L’insécurité est aussi présente, le vandalisme, la détérioration des biens publics ; les moyens de surveillance doivent dès lors être développés ; ceci est également vérifié dans les communes voisines, en particulier à La Mothe Saint Héray où l’église a connu de graves et lourdes dégradations.

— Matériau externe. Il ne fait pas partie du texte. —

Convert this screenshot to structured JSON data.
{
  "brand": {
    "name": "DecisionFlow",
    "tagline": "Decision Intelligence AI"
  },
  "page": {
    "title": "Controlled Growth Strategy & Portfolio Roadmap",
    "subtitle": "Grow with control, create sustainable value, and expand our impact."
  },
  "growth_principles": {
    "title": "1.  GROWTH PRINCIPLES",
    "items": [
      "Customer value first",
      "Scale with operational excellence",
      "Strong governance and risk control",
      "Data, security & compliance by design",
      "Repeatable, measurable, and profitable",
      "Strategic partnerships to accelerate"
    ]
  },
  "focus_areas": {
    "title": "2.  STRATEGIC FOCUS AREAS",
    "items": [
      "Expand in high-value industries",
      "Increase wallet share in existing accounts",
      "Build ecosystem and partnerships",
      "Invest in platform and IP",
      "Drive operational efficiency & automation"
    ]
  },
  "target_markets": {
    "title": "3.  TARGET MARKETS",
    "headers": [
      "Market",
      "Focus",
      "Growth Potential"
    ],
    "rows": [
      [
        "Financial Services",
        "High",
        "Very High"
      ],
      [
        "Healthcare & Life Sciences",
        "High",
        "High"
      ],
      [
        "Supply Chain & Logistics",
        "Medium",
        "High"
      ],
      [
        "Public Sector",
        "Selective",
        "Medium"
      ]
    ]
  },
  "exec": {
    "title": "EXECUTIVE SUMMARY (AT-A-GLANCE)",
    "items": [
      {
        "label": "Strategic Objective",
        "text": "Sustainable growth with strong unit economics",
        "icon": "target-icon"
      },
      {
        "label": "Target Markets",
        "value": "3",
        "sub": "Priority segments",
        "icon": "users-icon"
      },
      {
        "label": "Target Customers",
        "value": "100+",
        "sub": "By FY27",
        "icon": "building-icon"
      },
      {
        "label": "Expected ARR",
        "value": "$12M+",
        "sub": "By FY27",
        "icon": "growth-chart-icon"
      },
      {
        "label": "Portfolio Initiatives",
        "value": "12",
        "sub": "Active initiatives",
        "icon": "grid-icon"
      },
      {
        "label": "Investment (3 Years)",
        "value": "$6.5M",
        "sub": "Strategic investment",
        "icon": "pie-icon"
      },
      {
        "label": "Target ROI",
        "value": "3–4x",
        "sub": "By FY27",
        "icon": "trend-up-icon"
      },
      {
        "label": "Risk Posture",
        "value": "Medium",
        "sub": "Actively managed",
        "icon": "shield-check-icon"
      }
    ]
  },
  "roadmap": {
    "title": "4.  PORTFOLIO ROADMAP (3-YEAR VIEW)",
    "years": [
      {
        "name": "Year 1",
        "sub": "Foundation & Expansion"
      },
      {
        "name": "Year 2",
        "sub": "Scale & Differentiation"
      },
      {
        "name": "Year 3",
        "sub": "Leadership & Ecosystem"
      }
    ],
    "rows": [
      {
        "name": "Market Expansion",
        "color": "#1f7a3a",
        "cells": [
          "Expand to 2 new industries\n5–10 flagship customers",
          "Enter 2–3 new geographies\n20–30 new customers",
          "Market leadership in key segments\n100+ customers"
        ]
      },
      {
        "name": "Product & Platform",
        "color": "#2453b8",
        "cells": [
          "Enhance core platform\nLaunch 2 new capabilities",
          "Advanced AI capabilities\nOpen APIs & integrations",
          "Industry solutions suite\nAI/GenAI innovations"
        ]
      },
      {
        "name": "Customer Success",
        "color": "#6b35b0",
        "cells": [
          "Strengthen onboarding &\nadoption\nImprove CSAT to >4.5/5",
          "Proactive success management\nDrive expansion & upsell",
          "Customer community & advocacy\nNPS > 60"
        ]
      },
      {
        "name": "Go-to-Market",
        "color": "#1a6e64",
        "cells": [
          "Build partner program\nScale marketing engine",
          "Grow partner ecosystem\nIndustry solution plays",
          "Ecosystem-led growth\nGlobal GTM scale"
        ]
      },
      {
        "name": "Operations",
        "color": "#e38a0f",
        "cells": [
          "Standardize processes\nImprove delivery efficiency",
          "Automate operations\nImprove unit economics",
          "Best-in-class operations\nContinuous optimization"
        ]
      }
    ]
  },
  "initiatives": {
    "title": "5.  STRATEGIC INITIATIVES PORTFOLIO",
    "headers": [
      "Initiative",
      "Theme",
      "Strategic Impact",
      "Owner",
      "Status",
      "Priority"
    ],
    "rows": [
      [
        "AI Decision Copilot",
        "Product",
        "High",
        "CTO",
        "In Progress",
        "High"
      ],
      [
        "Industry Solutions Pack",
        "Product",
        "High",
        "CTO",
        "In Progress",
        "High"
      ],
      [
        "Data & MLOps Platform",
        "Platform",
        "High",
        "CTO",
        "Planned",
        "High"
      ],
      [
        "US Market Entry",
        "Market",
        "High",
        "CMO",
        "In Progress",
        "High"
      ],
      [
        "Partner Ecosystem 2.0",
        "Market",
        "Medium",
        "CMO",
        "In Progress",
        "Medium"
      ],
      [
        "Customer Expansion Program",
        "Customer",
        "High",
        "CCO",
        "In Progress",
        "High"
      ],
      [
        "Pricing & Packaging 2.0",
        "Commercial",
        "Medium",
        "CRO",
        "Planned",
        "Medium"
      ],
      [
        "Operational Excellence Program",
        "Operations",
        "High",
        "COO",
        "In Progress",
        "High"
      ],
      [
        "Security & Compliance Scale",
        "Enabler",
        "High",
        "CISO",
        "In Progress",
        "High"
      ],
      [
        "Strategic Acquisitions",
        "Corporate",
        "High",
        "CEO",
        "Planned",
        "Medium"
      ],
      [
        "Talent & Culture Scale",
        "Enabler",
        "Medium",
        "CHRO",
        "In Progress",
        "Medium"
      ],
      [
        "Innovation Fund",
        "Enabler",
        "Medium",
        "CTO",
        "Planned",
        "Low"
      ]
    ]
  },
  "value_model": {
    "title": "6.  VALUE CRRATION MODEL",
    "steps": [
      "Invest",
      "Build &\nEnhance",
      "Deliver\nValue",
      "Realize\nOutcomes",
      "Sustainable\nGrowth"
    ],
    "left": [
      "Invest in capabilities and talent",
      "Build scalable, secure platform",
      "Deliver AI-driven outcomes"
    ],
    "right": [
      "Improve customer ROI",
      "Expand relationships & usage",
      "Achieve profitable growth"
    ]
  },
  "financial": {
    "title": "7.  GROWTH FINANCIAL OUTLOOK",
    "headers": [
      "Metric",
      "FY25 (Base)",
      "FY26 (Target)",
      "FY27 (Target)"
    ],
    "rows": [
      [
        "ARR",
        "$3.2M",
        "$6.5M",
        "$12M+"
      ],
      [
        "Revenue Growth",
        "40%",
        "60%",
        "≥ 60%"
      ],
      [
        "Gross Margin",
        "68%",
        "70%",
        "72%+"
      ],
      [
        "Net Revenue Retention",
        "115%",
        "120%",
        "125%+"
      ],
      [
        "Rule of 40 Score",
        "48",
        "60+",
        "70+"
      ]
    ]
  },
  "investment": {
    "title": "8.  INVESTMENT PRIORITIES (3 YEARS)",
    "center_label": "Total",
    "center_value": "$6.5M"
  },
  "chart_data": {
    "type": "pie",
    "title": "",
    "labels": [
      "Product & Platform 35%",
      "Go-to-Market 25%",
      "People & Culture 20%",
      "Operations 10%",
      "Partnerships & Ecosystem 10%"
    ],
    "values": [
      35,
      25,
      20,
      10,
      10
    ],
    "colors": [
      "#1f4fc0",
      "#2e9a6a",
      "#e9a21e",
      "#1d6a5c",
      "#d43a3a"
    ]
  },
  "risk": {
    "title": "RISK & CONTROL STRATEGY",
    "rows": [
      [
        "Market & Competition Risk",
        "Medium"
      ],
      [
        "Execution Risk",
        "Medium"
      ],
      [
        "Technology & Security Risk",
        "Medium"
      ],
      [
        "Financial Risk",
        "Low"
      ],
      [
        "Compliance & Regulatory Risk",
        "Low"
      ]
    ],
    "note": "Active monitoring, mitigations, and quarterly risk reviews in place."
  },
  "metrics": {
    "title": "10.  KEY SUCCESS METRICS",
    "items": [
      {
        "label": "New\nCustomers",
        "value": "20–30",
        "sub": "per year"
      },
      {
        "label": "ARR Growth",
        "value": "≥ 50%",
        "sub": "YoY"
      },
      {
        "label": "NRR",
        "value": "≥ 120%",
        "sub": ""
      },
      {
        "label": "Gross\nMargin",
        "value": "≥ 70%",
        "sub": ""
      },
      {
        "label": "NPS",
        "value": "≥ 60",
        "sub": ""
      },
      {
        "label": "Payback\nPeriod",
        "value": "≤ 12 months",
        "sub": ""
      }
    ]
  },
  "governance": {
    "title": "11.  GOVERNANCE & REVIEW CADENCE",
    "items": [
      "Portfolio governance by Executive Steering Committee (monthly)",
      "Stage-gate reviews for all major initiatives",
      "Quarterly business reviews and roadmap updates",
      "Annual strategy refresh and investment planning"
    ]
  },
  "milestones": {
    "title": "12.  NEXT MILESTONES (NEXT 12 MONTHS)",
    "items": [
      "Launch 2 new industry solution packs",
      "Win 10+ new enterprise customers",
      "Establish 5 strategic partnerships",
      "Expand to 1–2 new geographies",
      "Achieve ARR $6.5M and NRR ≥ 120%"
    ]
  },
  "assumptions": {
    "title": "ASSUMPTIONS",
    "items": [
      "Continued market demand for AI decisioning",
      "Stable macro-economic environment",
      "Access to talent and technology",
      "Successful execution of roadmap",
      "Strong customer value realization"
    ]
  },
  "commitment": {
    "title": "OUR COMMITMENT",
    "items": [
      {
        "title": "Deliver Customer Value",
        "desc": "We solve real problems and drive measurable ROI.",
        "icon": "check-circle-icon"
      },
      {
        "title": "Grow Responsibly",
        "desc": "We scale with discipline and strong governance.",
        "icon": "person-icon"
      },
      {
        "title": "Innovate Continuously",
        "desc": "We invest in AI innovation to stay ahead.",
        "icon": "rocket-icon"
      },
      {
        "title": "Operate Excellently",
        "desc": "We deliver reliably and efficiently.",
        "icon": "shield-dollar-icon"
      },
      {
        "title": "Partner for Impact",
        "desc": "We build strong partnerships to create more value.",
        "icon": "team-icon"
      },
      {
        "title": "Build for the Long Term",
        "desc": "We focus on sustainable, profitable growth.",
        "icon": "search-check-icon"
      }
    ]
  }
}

  • Les enseignants sont également confrontés à ces problèmes et aux conséquences de certaines pauvretés, avant tout familiales, beaucoup d’élèves portent des choses lourdes, il faut faire appel à l’aide et à l’expertise de psychologues.

De manière générale, c’est le rôle des leaders de permettre à tous d’œuvrer dans le même sens en oubliant les petites histoires et querelles locales ; les catholiques doivent toujours avoir ceci pour préoccupation, que d’énergies parfois perdues dans les comparaisons, les petites rivalités .

Ce grand texte du patriarche Athënagoras demande toujours à être relu et médité.

  • « Il faut mener la guerre la plus dure qui est la guerre contre soi-même.
  • Il faut arriver à se désarmer.
  • J’ai mené cette guerre, pendant des années. Elle a été terrible.
  • Mais maintenant, je suis désarmé.
  • Je n’ai plus peur de rien, car ‘’l’amour chasse la peur’’.
  • Je suis désarmé de la volonté d’avoir raison, de me justifier en disqualifiant les autres.
  • Je ne suis plus sur mes gardes, jalousement crispé sur mes richesses.
  • J’accueille et je partage.
  • Je ne tiens plus particulièrement à mes idées, à mes projets.
  • Si l’on m’en présente de meilleurs, je les accepte sans regret.
  • Ou plutôt, non pas meilleurs, mais bons. J’ai renoncé au comparatif…
  • Ce qui est bon, vrai, réel, où que ce soit, est toujours pour moi le meilleur.
  • C’est pourquoi je n’ai plus peur.
  • Si l’on se désarme, si l’on se dépossède, si l’on s’ouvre au Dieu homme qui fait toutes choses nouvelles, alors Lui efface le mauvais passé et nous rend un temps neuf où tout est possible. »
  • Olivier Clément, Dialogue avec Athënagoras, Fayard, 1976, p. 183.